Entre os muros da escola


Oi amigos!
Não deixem de ver o filme "ENTRE OS MUROS DA ESCOLA", ganhador da Palma de Ouro em Cannes. É um filme francês, que mostra a realidade das salas de aula em escolas públicas e a relação professor-aluno, nas séries equivalentes ao 6º até 9ºanos do Ensino Fundamental daqui e Ensino Médio (garotada de 13, 14, 15 anos de idade). Acabei de assistir (baixei da internet) e valeu muito a pena. Em muitos pontos, aquela realidade é idêntica à nossa.

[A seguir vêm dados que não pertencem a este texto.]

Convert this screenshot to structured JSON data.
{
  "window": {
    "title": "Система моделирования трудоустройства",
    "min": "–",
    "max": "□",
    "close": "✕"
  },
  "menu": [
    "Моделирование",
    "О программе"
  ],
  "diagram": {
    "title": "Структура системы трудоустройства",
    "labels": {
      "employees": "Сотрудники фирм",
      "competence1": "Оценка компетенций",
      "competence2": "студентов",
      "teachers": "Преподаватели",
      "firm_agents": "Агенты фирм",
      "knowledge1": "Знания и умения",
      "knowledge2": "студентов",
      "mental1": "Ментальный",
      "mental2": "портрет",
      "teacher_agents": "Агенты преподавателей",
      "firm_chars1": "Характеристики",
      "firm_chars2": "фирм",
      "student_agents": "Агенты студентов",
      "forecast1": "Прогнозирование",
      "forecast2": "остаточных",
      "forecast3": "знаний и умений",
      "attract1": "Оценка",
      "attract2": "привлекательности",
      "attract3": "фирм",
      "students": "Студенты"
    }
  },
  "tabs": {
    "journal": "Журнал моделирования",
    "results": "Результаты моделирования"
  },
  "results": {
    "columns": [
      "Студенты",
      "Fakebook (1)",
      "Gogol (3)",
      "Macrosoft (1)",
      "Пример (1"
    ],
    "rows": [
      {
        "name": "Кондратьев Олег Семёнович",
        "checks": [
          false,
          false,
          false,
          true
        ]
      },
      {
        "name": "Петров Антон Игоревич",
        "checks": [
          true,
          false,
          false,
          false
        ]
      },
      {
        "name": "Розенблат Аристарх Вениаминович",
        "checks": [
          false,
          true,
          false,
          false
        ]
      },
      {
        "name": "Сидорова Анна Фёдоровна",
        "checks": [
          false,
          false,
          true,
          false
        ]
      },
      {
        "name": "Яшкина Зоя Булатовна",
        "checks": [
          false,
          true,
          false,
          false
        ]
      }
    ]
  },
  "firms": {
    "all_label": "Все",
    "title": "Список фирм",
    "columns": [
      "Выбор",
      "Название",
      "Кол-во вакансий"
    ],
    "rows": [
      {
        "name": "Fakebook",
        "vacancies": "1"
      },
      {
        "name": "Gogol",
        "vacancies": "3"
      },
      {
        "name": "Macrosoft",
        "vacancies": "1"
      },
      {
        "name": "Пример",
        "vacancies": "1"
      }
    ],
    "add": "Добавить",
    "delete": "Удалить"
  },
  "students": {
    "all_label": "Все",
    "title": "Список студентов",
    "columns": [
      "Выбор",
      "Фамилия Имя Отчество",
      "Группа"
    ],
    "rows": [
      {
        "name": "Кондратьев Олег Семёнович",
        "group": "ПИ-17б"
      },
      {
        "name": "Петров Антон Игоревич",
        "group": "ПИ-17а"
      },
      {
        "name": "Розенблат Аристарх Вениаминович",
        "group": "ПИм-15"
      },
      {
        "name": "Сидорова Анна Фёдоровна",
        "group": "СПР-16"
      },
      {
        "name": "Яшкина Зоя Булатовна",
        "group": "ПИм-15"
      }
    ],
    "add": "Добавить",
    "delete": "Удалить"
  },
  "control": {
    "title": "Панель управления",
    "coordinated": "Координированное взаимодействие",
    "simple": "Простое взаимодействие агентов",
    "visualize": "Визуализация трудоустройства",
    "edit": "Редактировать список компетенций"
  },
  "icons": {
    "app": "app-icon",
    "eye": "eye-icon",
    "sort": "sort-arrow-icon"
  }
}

Me permitam analisar um pouco:
- As escolas públicas francesas estão recebendo uma diversidade de alunos e culturas - imigrantes de vários países - e estão encontrando muitas dificuldades em lidar com isso, assim como encontramos aqui, onde a existência de vários "brasis", também com diferentes culturas, hábitos e costumes se faz presente, principalmente no ensino público; aqui também ainda estamos lutando pra aprender a lidar com isso e nos comunicarmos de forma efetiva;
- Os adolescentes mostrados no filme encontram-se bastante descrentes da importância da escola e do estudo, só se mostram motivados na hora do recreio e dos esportes, estão cada dia mais irônicos e agressivos com os colegas e com os professores, estão debochados, desrespeitosos e indisciplinados, já que aquilo tudo parece não fazer o menor sentido pra eles, além de sentirem-se perseguidos pelos professores e pela escola em muitos momentos, não sentindo-se compreendidos e amparados por eles;
- Os professores também sentem-se desmotivados, pois dar aula para turmas onde apenas um ou dois estão interessados é super frustrante, o que os faz tentar vários recursos e dinâmicas, nem sempre bem sucedidas, para tentar mudar esse quadro, procurando cativar os alunos de alguma forma e, muitas vezes, perdendo a paciência - o que é super humano - nesse processo que parece estar andando pouco ou quase nada;
- Os diretores e coordenadores (no nosso caso, orientadores também) buscam ouvir todos os lados e "costurar" essas relações, aplicam normas, impõem limites, organizam reuniões e acabam passando boa parte do tempo tendo que cuidar de casos de indisciplina e de organização da escola, incluindo aí a estrutura física da escola, entre outras coisas;
- Os "Conselhos de Disciplina" de lá julgam e acabam sempre expulsando alunos considerados "difíceis", após suspensões e outras punições, o que também acontece aqui, nas reuniões de professores e equipe diretiva, mesmo sendo proibido por lei e mesmo sabendo-se que, dessa forma, é muito mais provável que aconteça a evasão escolar ou a entrada desses adolescentes na marginalidade ao invés de funcionar como uma "lição" que os faça melhorar de alguma forma;
- Os pais desses alunos são pessoas simples, pobres, em geral de vida sofrida e que, lá na França, nem mesmo falam a língua do país, muitas vezes, o que corresponde aqui à dificuldade que encontramos em nos comunicar com os responsáveis por nossas crianças e adolescentes também, pois parece nitidamente, na prática, que também são duas (ou mais) línguas diferentes se encontrando e, aqui como lá, sabemos que chamar os pais para conversarmos pode levar os alunos a serem surrados, castigados e humilhados em casa depois, muitas vezes.
Enfim...
Nada muito diferente da nossa realidade não!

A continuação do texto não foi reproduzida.